While most pizza and pasta menus will already have some vegetarian options (such as your standard vegetarian pizza and vegetable-based pasta dishes), it’s less likely you’ll have a vegan offer – as vegan food is free from all animal products, including eggs and cheese. And as we all know, cheese is the key element that holds your pizza toppings together.

But with so many plant-based proteins available today that substitute for beef, chicken and even fish without compromising on flavour or texture, it’s perhaps not surprising to learn that there’s even a ‘Notzarella’ cheese substitute made primarily from soybeans, which is dairy free and has been designed to look, shred, melt and taste like mozzarella.

At the Italian Bar Pizza in North Willoughby on Sydney’s north shore, they’ve added a couple of vegan pizzas to the menu: Porcini Patate, consisting of porcini mushrooms, potato, rosemary, garlic and Notzarella on tomato base and the Vegana (mushroom, zucchini, capsicum, olives and Notzarella).

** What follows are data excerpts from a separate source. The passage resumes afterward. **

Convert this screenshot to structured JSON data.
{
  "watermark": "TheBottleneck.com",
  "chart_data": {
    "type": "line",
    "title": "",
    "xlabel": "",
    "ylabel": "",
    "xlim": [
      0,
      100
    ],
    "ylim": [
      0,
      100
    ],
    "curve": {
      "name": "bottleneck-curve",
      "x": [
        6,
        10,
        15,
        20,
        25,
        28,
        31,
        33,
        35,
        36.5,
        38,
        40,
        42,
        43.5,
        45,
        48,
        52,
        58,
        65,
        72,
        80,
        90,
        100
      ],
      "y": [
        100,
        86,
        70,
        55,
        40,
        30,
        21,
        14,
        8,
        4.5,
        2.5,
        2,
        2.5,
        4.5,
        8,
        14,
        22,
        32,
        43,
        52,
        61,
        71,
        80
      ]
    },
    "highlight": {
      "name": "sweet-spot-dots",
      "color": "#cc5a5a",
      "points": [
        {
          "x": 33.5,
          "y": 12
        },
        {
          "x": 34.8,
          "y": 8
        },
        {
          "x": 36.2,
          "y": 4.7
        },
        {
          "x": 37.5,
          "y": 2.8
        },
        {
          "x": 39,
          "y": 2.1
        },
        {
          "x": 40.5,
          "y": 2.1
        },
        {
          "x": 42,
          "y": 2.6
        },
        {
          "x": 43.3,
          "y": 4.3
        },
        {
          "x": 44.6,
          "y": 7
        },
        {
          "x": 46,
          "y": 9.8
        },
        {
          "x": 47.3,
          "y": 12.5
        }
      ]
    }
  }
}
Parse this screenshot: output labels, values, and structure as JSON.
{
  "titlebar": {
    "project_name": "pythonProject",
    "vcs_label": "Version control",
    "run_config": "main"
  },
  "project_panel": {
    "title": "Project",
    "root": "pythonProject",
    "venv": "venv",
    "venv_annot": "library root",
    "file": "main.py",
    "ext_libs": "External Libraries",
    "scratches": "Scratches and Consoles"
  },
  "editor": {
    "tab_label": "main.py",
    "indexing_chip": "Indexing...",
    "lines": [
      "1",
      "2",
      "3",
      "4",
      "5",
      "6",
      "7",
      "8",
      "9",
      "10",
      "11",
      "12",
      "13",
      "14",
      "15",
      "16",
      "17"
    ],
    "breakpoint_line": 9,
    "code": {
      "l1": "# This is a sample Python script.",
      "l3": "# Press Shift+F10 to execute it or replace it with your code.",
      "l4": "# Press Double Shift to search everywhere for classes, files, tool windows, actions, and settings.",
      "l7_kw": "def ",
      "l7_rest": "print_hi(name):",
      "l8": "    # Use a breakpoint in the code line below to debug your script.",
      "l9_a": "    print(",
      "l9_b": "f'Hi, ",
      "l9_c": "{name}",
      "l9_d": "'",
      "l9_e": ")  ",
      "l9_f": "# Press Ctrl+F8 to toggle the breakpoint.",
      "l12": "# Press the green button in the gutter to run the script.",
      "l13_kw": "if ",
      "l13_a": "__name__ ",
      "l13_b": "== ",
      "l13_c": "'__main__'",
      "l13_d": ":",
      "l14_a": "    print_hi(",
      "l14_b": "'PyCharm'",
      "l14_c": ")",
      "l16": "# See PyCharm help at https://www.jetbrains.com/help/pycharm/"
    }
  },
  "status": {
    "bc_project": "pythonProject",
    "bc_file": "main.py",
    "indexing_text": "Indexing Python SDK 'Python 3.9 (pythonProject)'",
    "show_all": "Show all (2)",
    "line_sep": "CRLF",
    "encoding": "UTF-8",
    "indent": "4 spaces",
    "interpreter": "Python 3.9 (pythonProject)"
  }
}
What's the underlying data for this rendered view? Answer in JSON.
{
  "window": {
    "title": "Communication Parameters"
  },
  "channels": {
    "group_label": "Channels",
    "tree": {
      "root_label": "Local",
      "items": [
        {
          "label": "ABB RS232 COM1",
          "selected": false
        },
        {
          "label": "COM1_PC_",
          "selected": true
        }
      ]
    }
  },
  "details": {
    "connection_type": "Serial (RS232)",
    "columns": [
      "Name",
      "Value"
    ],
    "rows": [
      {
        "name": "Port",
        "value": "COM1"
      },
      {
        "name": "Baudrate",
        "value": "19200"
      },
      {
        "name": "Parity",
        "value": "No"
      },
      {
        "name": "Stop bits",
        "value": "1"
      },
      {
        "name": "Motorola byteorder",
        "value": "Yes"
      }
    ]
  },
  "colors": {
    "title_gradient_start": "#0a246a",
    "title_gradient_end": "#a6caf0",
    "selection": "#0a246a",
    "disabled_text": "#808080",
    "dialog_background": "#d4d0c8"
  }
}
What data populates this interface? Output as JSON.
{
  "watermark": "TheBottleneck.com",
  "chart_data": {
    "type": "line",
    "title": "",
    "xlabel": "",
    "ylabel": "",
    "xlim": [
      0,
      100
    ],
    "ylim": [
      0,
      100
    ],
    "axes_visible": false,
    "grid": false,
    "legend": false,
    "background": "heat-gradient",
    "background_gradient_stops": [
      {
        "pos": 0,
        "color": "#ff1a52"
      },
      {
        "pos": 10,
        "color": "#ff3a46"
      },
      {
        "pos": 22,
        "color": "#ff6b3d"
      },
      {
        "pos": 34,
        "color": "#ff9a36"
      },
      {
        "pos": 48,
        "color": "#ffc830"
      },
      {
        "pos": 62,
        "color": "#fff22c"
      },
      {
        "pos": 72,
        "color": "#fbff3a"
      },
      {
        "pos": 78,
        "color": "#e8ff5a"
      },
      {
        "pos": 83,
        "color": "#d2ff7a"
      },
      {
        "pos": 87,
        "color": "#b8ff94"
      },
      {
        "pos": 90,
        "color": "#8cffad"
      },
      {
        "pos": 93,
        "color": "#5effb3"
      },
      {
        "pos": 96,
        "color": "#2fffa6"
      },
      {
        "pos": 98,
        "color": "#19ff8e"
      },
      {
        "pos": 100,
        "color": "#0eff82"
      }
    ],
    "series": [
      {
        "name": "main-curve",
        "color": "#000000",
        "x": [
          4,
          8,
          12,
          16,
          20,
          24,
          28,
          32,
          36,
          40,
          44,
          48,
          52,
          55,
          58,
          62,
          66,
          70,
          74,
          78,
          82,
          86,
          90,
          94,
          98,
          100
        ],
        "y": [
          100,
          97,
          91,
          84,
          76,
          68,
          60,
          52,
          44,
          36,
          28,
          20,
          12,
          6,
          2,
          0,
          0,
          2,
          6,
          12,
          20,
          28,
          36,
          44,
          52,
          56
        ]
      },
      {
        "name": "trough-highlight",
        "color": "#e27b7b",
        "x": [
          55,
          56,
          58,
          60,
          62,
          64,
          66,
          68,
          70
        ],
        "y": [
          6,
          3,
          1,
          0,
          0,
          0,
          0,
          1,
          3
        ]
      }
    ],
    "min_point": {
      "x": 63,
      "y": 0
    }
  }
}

These sit alongside standard vegetarian and meat-based options like Pollo Pancetta (with oven-cooked chicken and pancetta), Diavola (with calabrese salami) and Cappricciosa (with dried pepperoni).

At Vapiano Pasta and Pizza in Melbourne[CS1] [KG2]  it’s a similar story: new vegan-friendly menu options such as Super Green Risotto (onion, garlic, basil pesto, baby spinach, zucchini and pine nuts with vegan non-dairy parmesan), Ravioli Rosso (zucchini, sundried tomato and basil ravioli with mixed onion, sundried tomatoes, parsley, rocket and vegan non-dairy parmesan), and a Verdure Vegan pizza with grilled eggplant, capsicum, zucchini and mushrooms with vegan mozz).

As we noted at the outset, these restaurants haven’t abandoned their regular meat and dairy-based menus: they’re still offering all the old favourites, pizza and pasta with plenty of meat, mozzarella and parmesan. But they recognise the importance of catering for a growing section of the market without alienating their existing customer base – a win-win situation for customers and business alike!